Cookies have become the most common method of identifying website users and allowing for a personalized browsing experience on a desktop (we discuss mobile below). However, with growing awareness of privacy issues, the introduction of laws like the General Data Protection Regulation (GDPR), CCPA, Apple’s ITP, Firefox’s ETP and now Chrome’s ITP, some are saying the end of cookies is near.

More on Third-Party Cookies
For the MarTech industry, ad targeting is a huge deal. Third-party cookies are used to gather the information on user behavior such as websites visited, time spend, clicks, location, and more. This information creates a unique profile of the user to show them only relevant and personalized ads.

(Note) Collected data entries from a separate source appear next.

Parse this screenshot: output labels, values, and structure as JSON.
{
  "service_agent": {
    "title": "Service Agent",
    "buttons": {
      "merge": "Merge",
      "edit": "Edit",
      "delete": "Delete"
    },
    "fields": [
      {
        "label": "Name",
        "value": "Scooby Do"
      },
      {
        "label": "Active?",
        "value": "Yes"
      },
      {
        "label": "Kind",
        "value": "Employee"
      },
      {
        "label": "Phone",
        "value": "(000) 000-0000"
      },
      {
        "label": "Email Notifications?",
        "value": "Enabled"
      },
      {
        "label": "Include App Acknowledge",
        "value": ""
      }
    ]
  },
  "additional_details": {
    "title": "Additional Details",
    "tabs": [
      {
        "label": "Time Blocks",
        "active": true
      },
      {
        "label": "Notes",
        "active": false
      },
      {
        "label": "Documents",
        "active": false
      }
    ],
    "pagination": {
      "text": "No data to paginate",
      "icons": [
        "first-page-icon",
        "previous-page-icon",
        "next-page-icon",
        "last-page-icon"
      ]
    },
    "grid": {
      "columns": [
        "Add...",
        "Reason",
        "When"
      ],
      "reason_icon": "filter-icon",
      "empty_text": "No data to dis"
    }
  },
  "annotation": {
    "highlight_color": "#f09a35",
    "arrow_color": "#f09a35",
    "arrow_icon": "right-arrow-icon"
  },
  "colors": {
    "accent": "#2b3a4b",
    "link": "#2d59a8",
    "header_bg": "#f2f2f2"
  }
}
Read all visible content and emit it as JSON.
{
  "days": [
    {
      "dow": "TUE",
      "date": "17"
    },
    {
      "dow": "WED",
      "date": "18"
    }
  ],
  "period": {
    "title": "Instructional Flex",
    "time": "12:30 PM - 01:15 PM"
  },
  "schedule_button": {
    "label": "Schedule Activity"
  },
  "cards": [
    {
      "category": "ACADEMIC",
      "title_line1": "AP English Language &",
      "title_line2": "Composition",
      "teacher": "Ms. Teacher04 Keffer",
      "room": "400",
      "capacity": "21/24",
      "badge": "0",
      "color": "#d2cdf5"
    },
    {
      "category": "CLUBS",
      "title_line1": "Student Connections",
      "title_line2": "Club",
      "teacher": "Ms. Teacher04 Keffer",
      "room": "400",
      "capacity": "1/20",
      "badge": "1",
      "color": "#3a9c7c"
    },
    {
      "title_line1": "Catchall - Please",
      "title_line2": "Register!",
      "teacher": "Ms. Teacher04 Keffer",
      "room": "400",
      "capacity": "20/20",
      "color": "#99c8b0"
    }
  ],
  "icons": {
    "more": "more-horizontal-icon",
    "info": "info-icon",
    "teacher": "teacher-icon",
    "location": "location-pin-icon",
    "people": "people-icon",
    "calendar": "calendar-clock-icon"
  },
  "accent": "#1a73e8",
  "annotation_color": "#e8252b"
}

The lifespan of third-party cookies has been threatened for a while. In 2017, Apple first released ITP aka Intelligent Tracking Prevention for the Safari browser. With ITP 1.0, Safari wanted to prevent third-party cookies from tracking users across different sites. And now, they have ITP 2.2 coming soon to strengthen that protection against user tracking.

Why You Should Care
Chrome is following in Apple’s footsteps and released a new set of controls that allow users to see all of the cookies currently stored by the browser and give them the option of blocking any trackers they don’t like. With Google Chrome accounting for nearly 70 percent of the global desktop internet browser market share, the MarTech industry is getting nervous.

The cookie also poses obstacles in the mobile space — if they even work at all. There is a new term called ‘the unreachables’, the mobile-only users, who don’t really engage on desktop computers and don’t interact with traditional media. No cookies for them.

Goodbye Cookie, Hello Device ID
The cookie isn’t dead yet, but as protection against user tracking, browser privacy and the growth of mobile users continues to grow, device IDs will be redefining the role and the usefulness of cookies.

Cookies don’t deliver the holistic view that device IDs do. Device IDs provide better and more reliable data. They present a clear view of a user based on deterministic data across longer, if not indefinite, stretches of time. Cookies only track a single session and the average “lifespan” of the cookie is no more than three weeks, creating discrepancies when measuring long term user journeys.

Device IDs are a more efficient way of targeting and reaching customers via connected devices more accurately. There is a science of how to properly collect and curate accurate device IDs to an individual and if done right, ad spend will be utilized wisely and profitably, if it’s done wrong, spending and ROI will be disastrous.

Device IDs will drive this future; cookies will not.